The committee's visit is to verify the school's self study and to provide a critical eye to see where things match the school's self study and where it doesn't. The committee meets with all the constituencies and visits classes and observes as much as can been seen in a short three day visit.

At the end of the first two days, Monday and Tuesday, the three of us sat down to report on our days and were given assignments to write up our observations.

The visiting committee's big task is to produce a report that is presented to the major stakeholders (that's a new word that has become part of my vocabulary as it is used throughout the WASC guidelines and instructions) at the end of the third day. This report, ours turned out to be 18 pages (typical), provides the school the observations we made and then in certain areas, provides commendations and recommendations.

The three of us, took the majority of the third day to write the report. We holed ourselves in my hotel room and cranked out the report. I don't think I've been under that much stress to get something done in years. I have to thank both my fellow committee members for keeping it together at the end. I was getting pretty snippy there.

The other huge task each committee must accomplish is to provide the WASC commission on the committee's opinion as to whether a school should be given a 6 year accreditation (meaning the school gets to go six years before going through the process again), a 6/3 (six years but must have a progress report and visit at the 3 year mark), a 3 year, 2 year, 1 year accreditation or deny the institution accreditation.

I will say that for my first experience serving as a visiting committee member, I went in with an open mind and really learned so much about what makes a school good and what things need to be in place for a school to be great. I saw just how complex a school community can be and how challenging it is to keep all the balls in the air while also trying to improve the school and meet the recommendations WASC requires you to do before the next accreditation.

The three day visit was informative and a ton of work. I think I am finally unwound from the committee work now that I'm three days removed from it. I will certainly serve WASC again, but I might want to do it every other year. Who knows.

Friday, April 25, 2008

Should I Be Nominated For The Darwin Award?
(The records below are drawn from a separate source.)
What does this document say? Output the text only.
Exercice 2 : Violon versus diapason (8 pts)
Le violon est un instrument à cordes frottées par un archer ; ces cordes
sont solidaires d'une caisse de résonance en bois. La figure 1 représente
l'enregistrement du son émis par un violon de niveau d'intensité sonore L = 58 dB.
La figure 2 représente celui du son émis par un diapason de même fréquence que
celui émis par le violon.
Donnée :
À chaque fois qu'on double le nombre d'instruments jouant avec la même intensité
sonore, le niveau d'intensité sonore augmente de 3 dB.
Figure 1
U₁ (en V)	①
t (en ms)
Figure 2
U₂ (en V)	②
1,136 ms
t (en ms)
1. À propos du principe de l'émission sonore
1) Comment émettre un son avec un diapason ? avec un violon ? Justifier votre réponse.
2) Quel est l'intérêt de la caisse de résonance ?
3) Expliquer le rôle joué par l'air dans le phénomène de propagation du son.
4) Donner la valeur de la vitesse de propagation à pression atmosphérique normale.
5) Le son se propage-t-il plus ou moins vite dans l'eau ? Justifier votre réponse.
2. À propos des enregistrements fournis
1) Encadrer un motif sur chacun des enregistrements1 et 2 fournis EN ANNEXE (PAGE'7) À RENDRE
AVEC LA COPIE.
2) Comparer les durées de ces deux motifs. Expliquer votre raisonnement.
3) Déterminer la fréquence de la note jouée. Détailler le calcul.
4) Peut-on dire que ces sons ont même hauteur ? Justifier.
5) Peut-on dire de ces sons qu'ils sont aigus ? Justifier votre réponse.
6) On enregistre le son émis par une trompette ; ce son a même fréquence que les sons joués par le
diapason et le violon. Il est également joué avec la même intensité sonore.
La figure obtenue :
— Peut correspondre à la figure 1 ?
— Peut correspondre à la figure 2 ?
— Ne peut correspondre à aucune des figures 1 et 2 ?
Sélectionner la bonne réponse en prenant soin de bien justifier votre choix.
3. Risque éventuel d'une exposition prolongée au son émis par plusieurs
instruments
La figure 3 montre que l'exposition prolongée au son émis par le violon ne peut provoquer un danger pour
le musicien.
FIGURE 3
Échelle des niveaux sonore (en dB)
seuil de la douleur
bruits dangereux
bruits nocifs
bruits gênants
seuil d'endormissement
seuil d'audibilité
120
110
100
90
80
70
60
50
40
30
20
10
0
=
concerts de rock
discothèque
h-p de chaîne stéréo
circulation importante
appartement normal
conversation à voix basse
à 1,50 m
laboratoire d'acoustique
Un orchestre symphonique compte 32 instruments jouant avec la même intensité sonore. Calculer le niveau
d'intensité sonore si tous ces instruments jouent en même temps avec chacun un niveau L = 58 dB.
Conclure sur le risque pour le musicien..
My optometrist and her assistants chuckle every time they answer the voice and recognize that my voice is on the other end. I am notorious for losing/crushing/breaking my contact lenses. I wear gas permeable (closer to hard than soft) lenses and have since I first got contacts back in the 8th grade. I like them because they are low maintenance in most every respect. However, the tradeoff is that they aren't inexpensive. One lens runs me $85 out of pocket after the two lenses I get each year as part of my insurance package.

Usually, I have to replace a contact because of general carelessness and in a moment of lapsed attention, a contact misses my eyeball and falls into the sink and then gets taken down the drain by the running tap. I've also crushed a lens into bits when trying to get it off the top lid of the case when it has flipped over and sealed itself rim-side onto the plastic case itself.

So, when I called this past week, I know I was going to be the subject of ridicule for having to order this latest contact lens. I had to call this past Saturday after having picked up a new lens the afternoon before. When I got home on Friday evening, I grabbed all my items from the car and walked into my front office. A couple hours later, I was sorting through my papers and books and didn't find my contact lens which was in a contact case. I scoured my office carefully. I went back out the car, no lens. I cased the street between the car and my home. No sign of the contact. Yes, I LOST A CONTACT LENS BEFORE I EVEN MADE IT HOME. So, this afternoon, a week after the infamous "contact lost within 5 hours of purchase", I will have to endure the ridicule from the members of the office of my optometrist. I bet she herself will start in on me as well.